So it's Saturday, I let myself sleep ridiculously late in preparation for what may be late night at the bday bash, and I'm puttering around the apartment, listening to Jonathan Schwartz on WNYC. I just heard two of the most depressing Sondheim songs: Sorry, Grateful, from Company, which attempts to describe the characters' feeling about his marriage, and Saturday Night from Saturday Night about how if you're alone on a Saturday night when you're single, "you might as well be dead." Jeez.

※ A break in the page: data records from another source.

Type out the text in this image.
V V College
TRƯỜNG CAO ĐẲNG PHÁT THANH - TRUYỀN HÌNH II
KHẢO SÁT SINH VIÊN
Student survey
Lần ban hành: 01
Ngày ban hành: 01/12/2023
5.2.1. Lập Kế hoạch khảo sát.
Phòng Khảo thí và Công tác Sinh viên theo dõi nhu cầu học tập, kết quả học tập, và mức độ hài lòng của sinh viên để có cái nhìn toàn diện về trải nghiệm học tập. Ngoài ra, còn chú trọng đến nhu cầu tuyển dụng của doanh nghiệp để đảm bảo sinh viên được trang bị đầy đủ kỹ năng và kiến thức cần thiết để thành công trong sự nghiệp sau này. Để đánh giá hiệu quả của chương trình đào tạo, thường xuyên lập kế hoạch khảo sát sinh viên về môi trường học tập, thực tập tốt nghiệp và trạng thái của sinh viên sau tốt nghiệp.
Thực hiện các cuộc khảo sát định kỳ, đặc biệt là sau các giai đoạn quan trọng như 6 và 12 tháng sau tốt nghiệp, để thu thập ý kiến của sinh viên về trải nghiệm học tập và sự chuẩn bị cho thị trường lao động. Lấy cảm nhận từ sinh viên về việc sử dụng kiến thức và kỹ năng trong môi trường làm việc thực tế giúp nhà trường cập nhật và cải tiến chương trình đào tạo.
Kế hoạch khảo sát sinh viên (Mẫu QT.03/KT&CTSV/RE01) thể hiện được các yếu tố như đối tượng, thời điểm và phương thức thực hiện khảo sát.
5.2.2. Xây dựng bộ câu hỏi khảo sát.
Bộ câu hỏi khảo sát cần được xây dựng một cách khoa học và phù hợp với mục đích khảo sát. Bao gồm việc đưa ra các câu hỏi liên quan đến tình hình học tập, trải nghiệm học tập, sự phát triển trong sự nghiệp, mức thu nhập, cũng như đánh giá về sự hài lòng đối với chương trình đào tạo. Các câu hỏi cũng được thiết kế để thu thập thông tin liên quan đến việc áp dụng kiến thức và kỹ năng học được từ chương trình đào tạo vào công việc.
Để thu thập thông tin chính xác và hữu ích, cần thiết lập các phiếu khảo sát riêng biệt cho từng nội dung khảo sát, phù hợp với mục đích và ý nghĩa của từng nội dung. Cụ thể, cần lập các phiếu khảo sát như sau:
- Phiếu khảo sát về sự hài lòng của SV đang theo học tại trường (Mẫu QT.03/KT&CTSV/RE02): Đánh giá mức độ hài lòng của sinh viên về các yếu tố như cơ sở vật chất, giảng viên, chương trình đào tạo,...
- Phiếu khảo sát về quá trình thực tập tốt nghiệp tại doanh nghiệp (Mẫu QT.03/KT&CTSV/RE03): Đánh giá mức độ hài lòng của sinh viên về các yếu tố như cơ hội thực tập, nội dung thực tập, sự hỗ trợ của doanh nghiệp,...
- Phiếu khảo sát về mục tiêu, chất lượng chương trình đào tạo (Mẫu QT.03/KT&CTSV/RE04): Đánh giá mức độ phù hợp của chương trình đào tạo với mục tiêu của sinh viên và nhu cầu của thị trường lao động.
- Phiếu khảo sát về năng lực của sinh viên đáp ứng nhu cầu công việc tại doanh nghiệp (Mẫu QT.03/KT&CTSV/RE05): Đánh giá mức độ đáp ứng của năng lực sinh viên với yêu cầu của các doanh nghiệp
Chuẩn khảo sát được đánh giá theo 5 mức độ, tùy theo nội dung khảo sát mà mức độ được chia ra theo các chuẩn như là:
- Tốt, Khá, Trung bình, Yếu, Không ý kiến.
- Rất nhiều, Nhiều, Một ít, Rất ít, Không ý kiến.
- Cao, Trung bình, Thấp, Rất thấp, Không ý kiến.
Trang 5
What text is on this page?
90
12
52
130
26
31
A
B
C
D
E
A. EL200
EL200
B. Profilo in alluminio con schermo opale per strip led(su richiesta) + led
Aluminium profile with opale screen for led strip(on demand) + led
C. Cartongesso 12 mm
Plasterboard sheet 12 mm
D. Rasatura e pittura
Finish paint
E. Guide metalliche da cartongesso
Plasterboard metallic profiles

This brings me back to a conversation I had yesterday with some married and formerly married female work colleagues, most of whom are somewhat older than I am -- they were basically saying that husbands were great to have around for reproduction purposes, but then they essentially wore out their welcome. I sat there with a panicked grin on my face, then finally turned and said, "so I should pretty much stick with single life, huh?." "No," one replied, "not if you want a family." Yes, I do want a family, but I don't want to be unhappily married. Look -- I figure I'm increasing my odds of a good, healthy marriage the later it happens. Even if I met the perfect guy for me tomorrow (or tonight at the birthday party, perhaps), we'd have to have a relationship for a while, so by the time we actually get married, I'll be solidly in my mid-to-late thirties. I would like to hope that would help to prevent the "bitter married" attitute.
And I generally really enjoy being single (well, except when I'm sick), but I don't want to lose hope that I'll end up in a meaningful, healthy relationship that will ultimately turn into a healthy, long-lasting marriage and a family.
Some of you married folks out there, gimme some hope, will ya? And single folks -- we don't have it bad at all, right?